Just that already tells you far more clearly:

• whether it was really a crash
• whether the OS was shutting down
• whether the user closed it
• whether it was killed after a hang
• whether it entered a restart loop

9.2 When it is especially worth it

It is especially attractive when you have:

• a worker wrapping vendor SDKs
• image processing, video processing, or device I/O
• a monitoring or polling parent loop
• script or plugin execution
• COM / ActiveX legacy hosting
• 32-bit / 64-bit bridges or other interop-heavy boundaries

Putting the dangerous part into a dedicated worker makes both crash evidence and restart policy much easier to design.

10. Common anti-patterns

10.1 catch (Exception) -> log -> continue

This is common, and dangerous.

It often leads to:

• partial changes left behind
• corrupted shared state
• secondary failures
• blurred root cause

You get one more log line, but often at the cost of a much longer incident.

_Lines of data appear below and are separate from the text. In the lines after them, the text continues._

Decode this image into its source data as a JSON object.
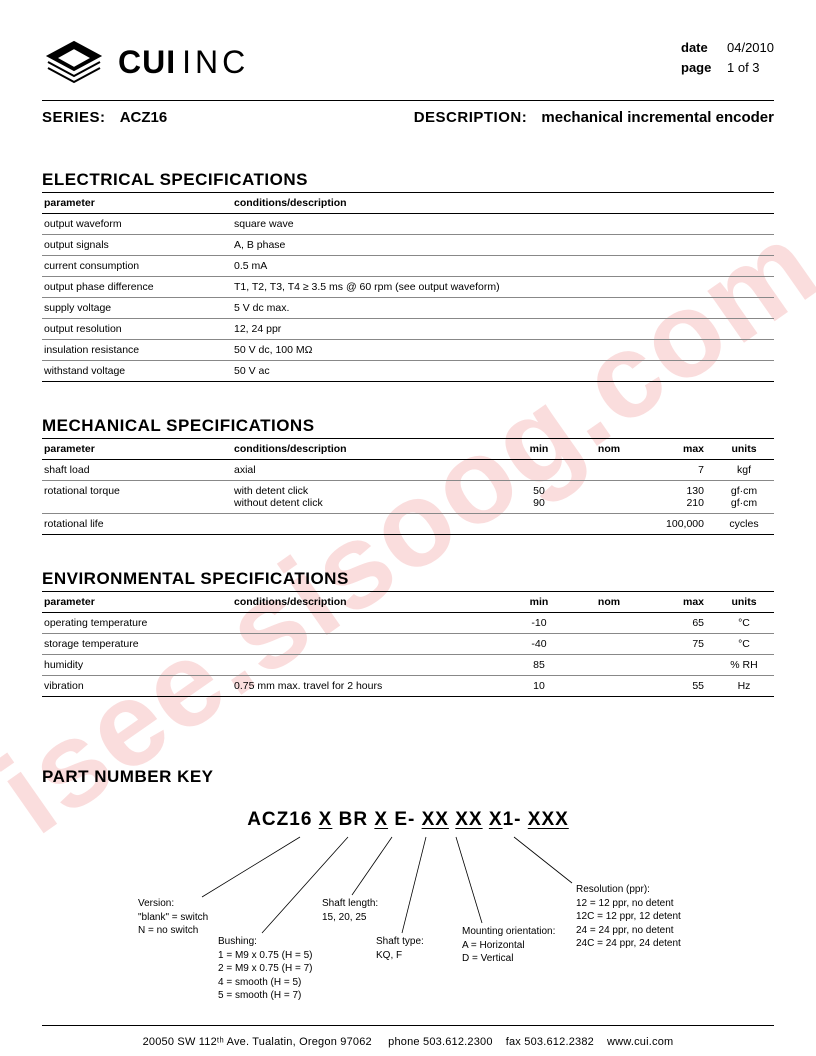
{
  "watermark_text": "isee.sisoog.com",
  "watermark_color": "#f4b5b5",
  "header": {
    "company": "CUI",
    "company_suffix": "INC",
    "date_label": "date",
    "date_value": "04/2010",
    "page_label": "page",
    "page_value": "1 of 3"
  },
  "title": {
    "series_label": "SERIES:",
    "series_value": "ACZ16",
    "desc_label": "DESCRIPTION:",
    "desc_value": "mechanical incremental encoder"
  },
  "sections": {
    "electrical": {
      "title": "ELECTRICAL SPECIFICATIONS",
      "headers": [
        "parameter",
        "conditions/description"
      ],
      "rows": [
        [
          "output waveform",
          "square wave"
        ],
        [
          "output signals",
          "A, B phase"
        ],
        [
          "current consumption",
          "0.5 mA"
        ],
        [
          "output phase difference",
          "T1, T2, T3, T4 ≥ 3.5 ms @ 60 rpm (see output waveform)"
        ],
        [
          "supply voltage",
          "5 V dc max."
        ],
        [
          "output resolution",
          "12, 24 ppr"
        ],
        [
          "insulation resistance",
          "50 V dc, 100 MΩ"
        ],
        [
          "withstand voltage",
          "50 V ac"
        ]
      ]
    },
    "mechanical": {
      "title": "MECHANICAL SPECIFICATIONS",
      "headers": [
        "parameter",
        "conditions/description",
        "min",
        "nom",
        "max",
        "units"
      ],
      "rows": [
        {
          "param": "shaft load",
          "cond": "axial",
          "min": "",
          "nom": "",
          "max": "7",
          "units": "kgf"
        },
        {
          "param": "rotational torque",
          "cond": "with detent click\nwithout detent click",
          "min": "50\n90",
          "nom": "",
          "max": "130\n210",
          "units": "gf·cm\ngf·cm"
        },
        {
          "param": "rotational life",
          "cond": "",
          "min": "",
          "nom": "",
          "max": "100,000",
          "units": "cycles"
        }
      ]
    },
    "environmental": {
      "title": "ENVIRONMENTAL SPECIFICATIONS",
      "headers": [
        "parameter",
        "conditions/description",
        "min",
        "nom",
        "max",
        "units"
      ],
      "rows": [
        {
          "param": "operating temperature",
          "cond": "",
          "min": "-10",
          "nom": "",
          "max": "65",
          "units": "°C"
        },
        {
          "param": "storage temperature",
          "cond": "",
          "min": "-40",
          "nom": "",
          "max": "75",
          "units": "°C"
        },
        {
          "param": "humidity",
          "cond": "",
          "min": "85",
          "nom": "",
          "max": "",
          "units": "% RH"
        },
        {
          "param": "vibration",
          "cond": "0.75 mm max. travel for 2 hours",
          "min": "10",
          "nom": "",
          "max": "55",
          "units": "Hz"
        }
      ]
    }
  },
  "part_number_key": {
    "title": "PART NUMBER KEY",
    "code_parts": [
      "ACZ16 ",
      "X",
      " BR ",
      "X",
      " E- ",
      "XX",
      " ",
      "XX",
      " ",
      "X",
      "1- ",
      "XXX"
    ],
    "labels": {
      "version": {
        "head": "Version:",
        "body": "\"blank\" = switch\nN = no switch"
      },
      "bushing": {
        "head": "Bushing:",
        "body": "1 = M9 x 0.75 (H = 5)\n2 = M9 x 0.75 (H = 7)\n4 = smooth (H = 5)\n5 = smooth (H = 7)"
      },
      "shaft_length": {
        "head": "Shaft length:",
        "body": "15, 20, 25"
      },
      "shaft_type": {
        "head": "Shaft type:",
        "body": "KQ, F"
      },
      "mounting": {
        "head": "Mounting orientation:",
        "body": "A = Horizontal\nD = Vertical"
      },
      "resolution": {
        "head": "Resolution (ppr):",
        "body": "12 = 12 ppr, no detent\n12C = 12 ppr, 12 detent\n24 = 24 ppr, no detent\n24C = 24 ppr, 24 detent"
      }
    }
  },
  "footer": {
    "address": "20050 SW 112ᵗʰ Ave. Tualatin, Oregon 97062",
    "phone_label": "phone",
    "phone": "503.612.2300",
    "fax_label": "fax",
    "fax": "503.612.2382",
    "url": "www.cui.com"
  }
}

10.2 Trusting only the async logger queue

Async logging itself is not bad.

The problem is when the fatal path also just enqueues and returns.
If the worker dies immediately, the queue dies with it.

The fatal path should have a direct-write escape route.

10.3 Uploading from the crash handler

This is tempting, but risky because it drags in:

• DNS
• TLS
• proxies
• authentication
• timeouts
• retry waits

Do the sending after restart instead.

10.4 Dumps exist, but they do not correlate with the normal logs

This is common too.

• dump filename has no session identity
• the normal log has no PID or session
• the watchdog log has no PID
• build numbers do not line up

The result is that the three evidence streams look like different stories.

10.5 Using WinForms / WPF unhandled-exception events as life support

At first this feels attractive, because the app appears to “stop crashing.”

But in reality it often creates zombie states like:

• the screen still exists
• the worker logic is dead
• the UI still exposes active buttons
• nobody knows whether the save actually happened

10.6 Ignoring native runtime termination paths

If you only think about SetUnhandledExceptionFilter, you can miss:

• invalid parameter
• purecall
• terminate
• fast fail

Native C++ designs are stronger when they recognize CRT / C++ runtime termination routes explicitly too.

11. Minimum implementation checklist

If you satisfy the following, the design is already quite practical.

• ordinary logs are one event per line
• every log carries UTC, PID, TID, version, and session
• ProcessStart and ProcessExit are recorded
• important boundary events are flushed synchronously
• there is a dedicated final crash marker file
• the fatal path does not rely only on the async logger
• WER LocalDumps is configured per application
• the dump-folder ACL has been verified
• PDBs and deployed binaries are preserved
• the next launch can detect the previous abnormal termination
• compression / upload / notification happens after restart or from another process
• native C++ also covers invalid parameter / purecall / terminate routes
• you have deliberately crashed the app in test and confirmed that the evidence really remains

That last line matters especially:

the design is not real until you have tested that the evidence is actually left behind.

12. How far to test

Recommended test cases include:

The key is to confirm:

under this failure condition, these exact files remain

not just:

“it should probably log something.”

13. Wrap-up

If you want enough evidence to investigate programmer-error crashes in Windows apps later, the core idea is actually quite simple:

• do not trust only the crashing process
• split evidence between ordinary logs, a final crash marker, and OS / other-process evidence
• keep crash-time work short and local
• move heavy work to the next start or another process
• use WER LocalDumps as the foundation
• bias toward record-and-terminate rather than continue-and-hope

In other words:

instead of trying to make the last single log line heroic, build a design that remains diagnosable even if that last line is missing.

You still want the last line, so keep a short final crash marker in its own file.
But let the main crash evidence live in WER dumps plus the ordinary logs leading up to the failure.

That is a much more stable pattern in real Windows application work.